Autonomous penetration testing operator. Native Go detectors, signal-based attack planning, and an engagement engine that chains findings into critical-severity paths. Designed to work with AI assistants as the reasoning layer while Go handles all detection at machine speed.
Private project — not open source. Sharing the architecture and thinking here for anyone building similar tooling.
What It Is
Phantom is a penetration testing framework where AI does the thinking and Go does the testing. Instead of running a scanner and reading output, the AI reads application source code, builds a mental model of what matters, creates a ranked attack plan, and then drives native Go detectors against confirmed targets.
The key insight: scanners find vulnerabilities. Phantom finds attack paths. A medium-severity IDOR becomes critical when chained with a BAC finding that grants access to admin functionality. Phantom’s engine tracks these chains automatically.
Architecture
AI Assistant (reasoning, planning, exploitation)
|
v
Phantom Engine (Go) -- engagement state, signals, chains, coverage tracking
|
v
Go Detectors (25) -- native binaries, each tests one vulnerability class
|
v
Proxy (Caido/Burp) -- complex exploitation, race conditions, business logic
The AI assistant handles:
- Reading extracted source maps and building a comprehension model
- Creating ranked attack plans based on signal strength
- Driving exploitation of confirmed findings via proxy
- Business logic testing that requires understanding context
The Go engine handles:
- Engagement state (SQLite) — endpoints, credentials, findings, signals
- Signal detection and ranking
- Chain analysis — two mediums that combine into a critical
- Contagion — if IDOR works on /users/:id, auto-queue /orders/:id
- Coverage tracking — what was tested, what was eliminated, what remains
Detectors (25)
Each detector is a standalone binary that reads endpoints from the engagement database, runs its tests, and writes findings back. All native macOS arm64 — no Docker, no Python, no network dependencies beyond the target.
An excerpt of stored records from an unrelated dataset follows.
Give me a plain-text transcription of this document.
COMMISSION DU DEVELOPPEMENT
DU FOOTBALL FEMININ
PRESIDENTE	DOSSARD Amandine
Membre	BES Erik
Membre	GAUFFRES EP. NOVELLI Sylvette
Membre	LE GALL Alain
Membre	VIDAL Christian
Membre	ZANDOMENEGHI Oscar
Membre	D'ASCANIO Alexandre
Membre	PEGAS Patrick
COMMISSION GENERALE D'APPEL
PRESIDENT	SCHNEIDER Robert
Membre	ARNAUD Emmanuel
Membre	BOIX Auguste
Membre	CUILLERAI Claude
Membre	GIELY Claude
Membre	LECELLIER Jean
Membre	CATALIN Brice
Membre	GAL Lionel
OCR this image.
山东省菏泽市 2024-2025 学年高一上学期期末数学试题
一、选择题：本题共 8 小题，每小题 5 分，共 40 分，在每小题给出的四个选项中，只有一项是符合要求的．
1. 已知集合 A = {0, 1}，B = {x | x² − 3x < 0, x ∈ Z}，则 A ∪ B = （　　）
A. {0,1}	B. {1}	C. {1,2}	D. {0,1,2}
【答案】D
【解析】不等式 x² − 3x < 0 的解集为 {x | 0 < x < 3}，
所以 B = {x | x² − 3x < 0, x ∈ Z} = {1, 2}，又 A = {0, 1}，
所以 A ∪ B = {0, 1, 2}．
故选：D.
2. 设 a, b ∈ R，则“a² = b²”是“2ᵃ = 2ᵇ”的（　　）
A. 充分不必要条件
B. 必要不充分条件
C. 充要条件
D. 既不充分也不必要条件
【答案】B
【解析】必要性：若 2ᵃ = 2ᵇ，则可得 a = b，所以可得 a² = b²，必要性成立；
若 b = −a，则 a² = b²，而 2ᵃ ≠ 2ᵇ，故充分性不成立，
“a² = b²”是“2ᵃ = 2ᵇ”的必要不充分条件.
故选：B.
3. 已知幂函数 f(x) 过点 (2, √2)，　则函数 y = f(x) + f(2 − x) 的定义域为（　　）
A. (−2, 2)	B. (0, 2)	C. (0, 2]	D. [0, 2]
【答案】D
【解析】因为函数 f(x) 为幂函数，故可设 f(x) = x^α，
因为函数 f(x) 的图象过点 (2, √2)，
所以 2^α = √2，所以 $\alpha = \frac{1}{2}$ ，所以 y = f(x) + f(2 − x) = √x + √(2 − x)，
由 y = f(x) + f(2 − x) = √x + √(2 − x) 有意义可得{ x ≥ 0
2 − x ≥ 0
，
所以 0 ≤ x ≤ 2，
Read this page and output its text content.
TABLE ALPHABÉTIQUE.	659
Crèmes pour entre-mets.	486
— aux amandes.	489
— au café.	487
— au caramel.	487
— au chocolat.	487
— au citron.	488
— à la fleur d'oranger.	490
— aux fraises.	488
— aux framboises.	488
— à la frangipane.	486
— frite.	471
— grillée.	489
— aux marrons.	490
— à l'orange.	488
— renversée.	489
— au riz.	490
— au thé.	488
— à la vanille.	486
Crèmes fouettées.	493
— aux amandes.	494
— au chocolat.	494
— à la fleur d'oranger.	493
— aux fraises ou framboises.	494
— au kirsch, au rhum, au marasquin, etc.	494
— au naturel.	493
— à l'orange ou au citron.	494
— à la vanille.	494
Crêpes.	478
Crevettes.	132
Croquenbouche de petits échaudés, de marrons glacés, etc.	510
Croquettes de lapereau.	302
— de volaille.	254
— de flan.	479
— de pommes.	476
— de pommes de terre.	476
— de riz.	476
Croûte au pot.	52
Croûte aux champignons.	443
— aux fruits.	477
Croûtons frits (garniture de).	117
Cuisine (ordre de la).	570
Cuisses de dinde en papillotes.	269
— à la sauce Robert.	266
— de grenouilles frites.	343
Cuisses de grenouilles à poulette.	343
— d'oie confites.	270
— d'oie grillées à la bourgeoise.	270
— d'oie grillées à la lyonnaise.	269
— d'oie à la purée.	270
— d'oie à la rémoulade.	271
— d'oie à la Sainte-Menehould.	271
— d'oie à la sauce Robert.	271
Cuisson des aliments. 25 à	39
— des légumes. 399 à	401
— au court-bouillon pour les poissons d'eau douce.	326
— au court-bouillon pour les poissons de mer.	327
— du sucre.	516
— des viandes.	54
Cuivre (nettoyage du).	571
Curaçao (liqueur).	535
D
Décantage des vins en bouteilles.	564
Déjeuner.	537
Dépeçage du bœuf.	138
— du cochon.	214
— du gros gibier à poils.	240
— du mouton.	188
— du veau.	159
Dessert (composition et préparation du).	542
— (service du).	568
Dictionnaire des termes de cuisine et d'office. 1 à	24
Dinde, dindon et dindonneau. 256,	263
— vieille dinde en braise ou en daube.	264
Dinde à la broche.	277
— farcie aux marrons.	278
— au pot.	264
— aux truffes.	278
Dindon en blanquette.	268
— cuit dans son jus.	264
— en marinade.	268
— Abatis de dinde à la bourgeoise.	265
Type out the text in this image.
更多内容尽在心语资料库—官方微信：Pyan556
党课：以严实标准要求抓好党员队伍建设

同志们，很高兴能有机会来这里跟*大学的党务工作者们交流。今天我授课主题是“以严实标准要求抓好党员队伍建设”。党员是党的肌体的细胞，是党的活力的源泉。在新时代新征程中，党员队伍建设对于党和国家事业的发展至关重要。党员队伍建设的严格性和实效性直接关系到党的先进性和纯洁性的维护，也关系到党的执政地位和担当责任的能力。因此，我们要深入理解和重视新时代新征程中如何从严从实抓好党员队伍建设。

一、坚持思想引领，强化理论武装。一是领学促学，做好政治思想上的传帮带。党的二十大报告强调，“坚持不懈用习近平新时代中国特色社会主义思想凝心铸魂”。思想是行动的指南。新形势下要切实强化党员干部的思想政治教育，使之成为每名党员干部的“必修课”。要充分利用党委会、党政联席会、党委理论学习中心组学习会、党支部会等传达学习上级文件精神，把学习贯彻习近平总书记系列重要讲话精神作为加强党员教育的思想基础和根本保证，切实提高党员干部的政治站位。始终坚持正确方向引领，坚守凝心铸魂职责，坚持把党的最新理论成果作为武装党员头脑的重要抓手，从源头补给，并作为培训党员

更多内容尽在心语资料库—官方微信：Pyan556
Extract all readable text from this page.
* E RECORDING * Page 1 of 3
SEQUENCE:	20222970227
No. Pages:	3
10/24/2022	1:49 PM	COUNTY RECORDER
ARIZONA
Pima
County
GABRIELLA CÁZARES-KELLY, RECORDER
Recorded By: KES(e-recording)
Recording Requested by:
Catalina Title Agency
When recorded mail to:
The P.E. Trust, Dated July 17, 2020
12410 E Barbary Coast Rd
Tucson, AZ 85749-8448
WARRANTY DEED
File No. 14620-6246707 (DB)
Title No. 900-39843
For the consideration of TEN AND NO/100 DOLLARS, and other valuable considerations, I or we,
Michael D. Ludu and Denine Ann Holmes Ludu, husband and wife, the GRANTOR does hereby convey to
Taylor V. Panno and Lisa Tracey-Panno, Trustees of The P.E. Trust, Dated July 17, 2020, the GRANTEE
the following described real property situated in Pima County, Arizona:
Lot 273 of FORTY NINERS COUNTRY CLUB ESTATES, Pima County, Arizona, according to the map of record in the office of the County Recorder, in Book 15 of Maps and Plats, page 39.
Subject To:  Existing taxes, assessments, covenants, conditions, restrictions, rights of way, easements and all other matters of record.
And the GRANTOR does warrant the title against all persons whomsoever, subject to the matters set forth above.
| Detector | What it tests |
|---|---|
jwt | Algorithm confusion, none alg, key reuse, claim manipulation |
bac | Horizontal/vertical access control on all endpoints |
auth-matrix | Cross-role access matrix (user A accessing user B resources) |
idor | Direct object reference manipulation across all ID parameters |
mass-assign | Hidden field injection on writable endpoints |
sqli | Boolean, error-based, time-based injection on all parameters |
xss | Reflected/stored XSS with context-aware payload selection |
cors | Origin reflection, null origin, credential exposure |
ssrf | URL parameter fetch testing with callback verification |
pp | Prototype pollution on Node.js/Express targets |
xxe | XML external entity injection on XML-accepting endpoints |
qfuzz | Hidden query parameter discovery + injection testing |
gateway | API gateway bypass (path traversal, method override, version rollback) |
websocket | WebSocket auth, CSWSH, message injection |
waf | WAF detection and bypass technique identification |
token-entropy | Session token randomness analysis + admin path fuzzing |
race | Time-of-check/time-of-use on state-changing operations |
cache-deception | Web cache deception via path confusion |
api-gateway-bypass | Cloud API gateway authentication bypass |
unicode-case | Unicode case mapping bypass for auth checks |
webhook-bypass | Webhook URL validation bypass |
session-fixation | Session fixation via token injection |
state-machine | Multi-step workflow state bypass |
graphql | Introspection, batching, depth attacks on GraphQL endpoints |
init | User registration, login, token extraction (setup detector) |
The Engine
The engagement engine is the central state machine. It tracks:
- Endpoints — discovered routes with method, path, parameters, and auth requirements
- Credentials — registered test users and admin tokens for multi-role testing
- Signals — indicators from source code, error responses, and detector output that suggest vulnerability classes
- Findings — confirmed vulnerabilities with evidence and severity
- Chains — combinations of findings that escalate severity (IDOR + BAC = ATO path)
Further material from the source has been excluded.